It’s the invasive mud and the smell, an earthy, sewage mix, that once experienced is never forgotten, that faced a half dozen Lakes Entrance residents who were cleaning up on Sunday after flood waters inundated their houses.
Shaun Wilson woke at 4am Saturday and stepped from his bed into almost knee-deep water that smelt like the toilet had overflowed.
“I was concerned about the power (being on) and putting my feet in the water,“ he said.
He quickly made his way through the murky interior to the power box to shut it off.
The fast-moving current down his street had smashed through his front door leaving it in two pieces.

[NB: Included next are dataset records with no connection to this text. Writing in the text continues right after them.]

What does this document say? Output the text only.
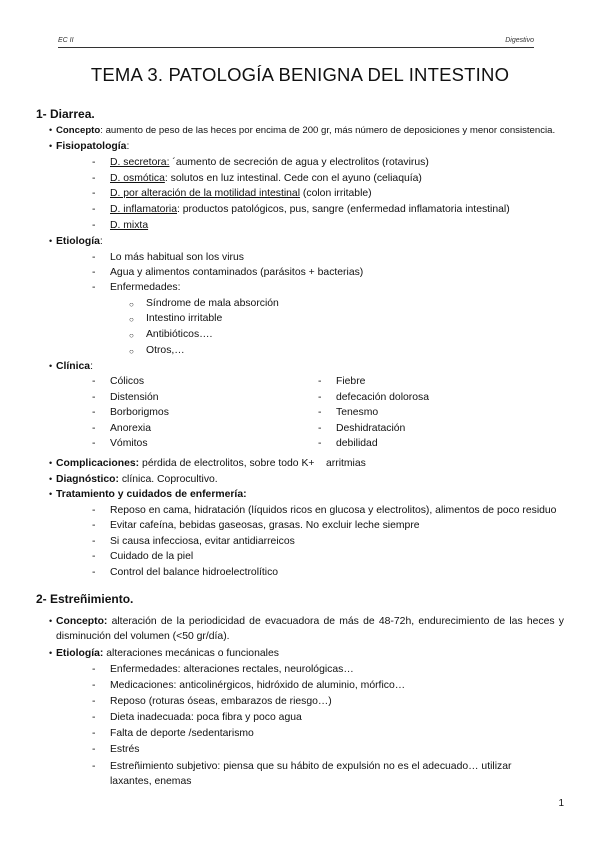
EC II	Digestivo
TEMA 3. PATOLOGÍA BENIGNA DEL INTESTINO
1- Diarrea.
• Concepto: aumento de peso de las heces por encima de 200 gr, más número de deposiciones y menor consistencia.
• Fisiopatología:
- D. secretora: ´aumento de secreción de agua y electrolitos (rotavirus)
- D. osmótica: solutos en luz intestinal. Cede con el ayuno (celiaquía)
- D. por alteración de la motilidad intestinal (colon irritable)
- D. inflamatoria: productos patológicos, pus, sangre (enfermedad inflamatoria intestinal)
- D. mixta
• Etiología:
- Lo más habitual son los virus
- Agua y alimentos contaminados (parásitos + bacterias)
- Enfermedades:
○ Síndrome de mala absorción
○ Intestino irritable
○ Antibióticos….
○ Otros,…
• Clínica:
- Cólicos
- Distensión
- Borborigmos
- Anorexia
- Vómitos
- Fiebre
- defecación dolorosa
- Tenesmo
- Deshidratación
- debilidad
• Complicaciones: pérdida de electrolitos, sobre todo K+    arritmias
• Diagnóstico: clínica. Coprocultivo.
• Tratamiento y cuidados de enfermería:
- Reposo en cama, hidratación (líquidos ricos en glucosa y electrolitos), alimentos de poco residuo
- Evitar cafeína, bebidas gaseosas, grasas. No excluir leche siempre
- Si causa infecciosa, evitar antidiarreicos
- Cuidado de la piel
- Control del balance hidroelectrolítico
2- Estreñimiento.
• Concepto: alteración de la periodicidad de evacuadora de más de 48-72h, endurecimiento de las heces y disminución del volumen (<50 gr/día).
• Etiología: alteraciones mecánicas o funcionales
- Enfermedades: alteraciones rectales, neurológicas…
- Medicaciones: anticolinérgicos, hidróxido de aluminio, mórfico…
- Reposo (roturas óseas, embarazos de riesgo…)
- Dieta inadecuada: poca fibra y poco agua
- Falta de deporte /sedentarismo
- Estrés
- Estreñimiento subjetivo: piensa que su hábito de expulsión no es el adecuado… utilizar laxantes, enemas
1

It had knocked over his motorbike leaving it a write-off. It had destroyed his furniture, his children’s toys and most of his possessions.
Shaun moved to Noosa 14 months ago from Sydney with his wife and three children and rented the house (a lucky find after 19 rental applications). Fortunately his wife and children, aged seven, four and two, were enjoying a “getaway weekend in Sydney“.
“We’re very lucky the three kids weren’t here,“ he said.
“The baby’s bed went under.“
Shaun’s first thought Saturday morning was for his 80-year-old neighbour, Joy, and he dashed next door.
The SES got a boat out and took Joy out of her house, he said.
“In two hours we had the water come though the houses and back out again,“ he said.
“Fourteen cars in the street got flooded and were taken away.“
Shaun said people from the community had been very helpful. The landlord who had only lived in the house a year prior to renting it had come to help them clean and offered the family a granny flat to stay in temporarily.
Joy has lived in the street for the past 20 years and went through a previous flood 10 years earlier.
“It was worse this time,“ she said, and being 10 years older and having recently undergone a cataract operation didn’t help.
Joy said she’d lose all her furniture, some that was irreplaceable.
“It ruins everything,“ she said. “My beautiful bedroom is buggered.“
With the help of a friend she was cleaning the mud out of the house and moving her possessions.
She hopes someone will come to her aid and that her insurance will cover temporary accommodation costs.
“There’s no mud army in Noosa,“ she said.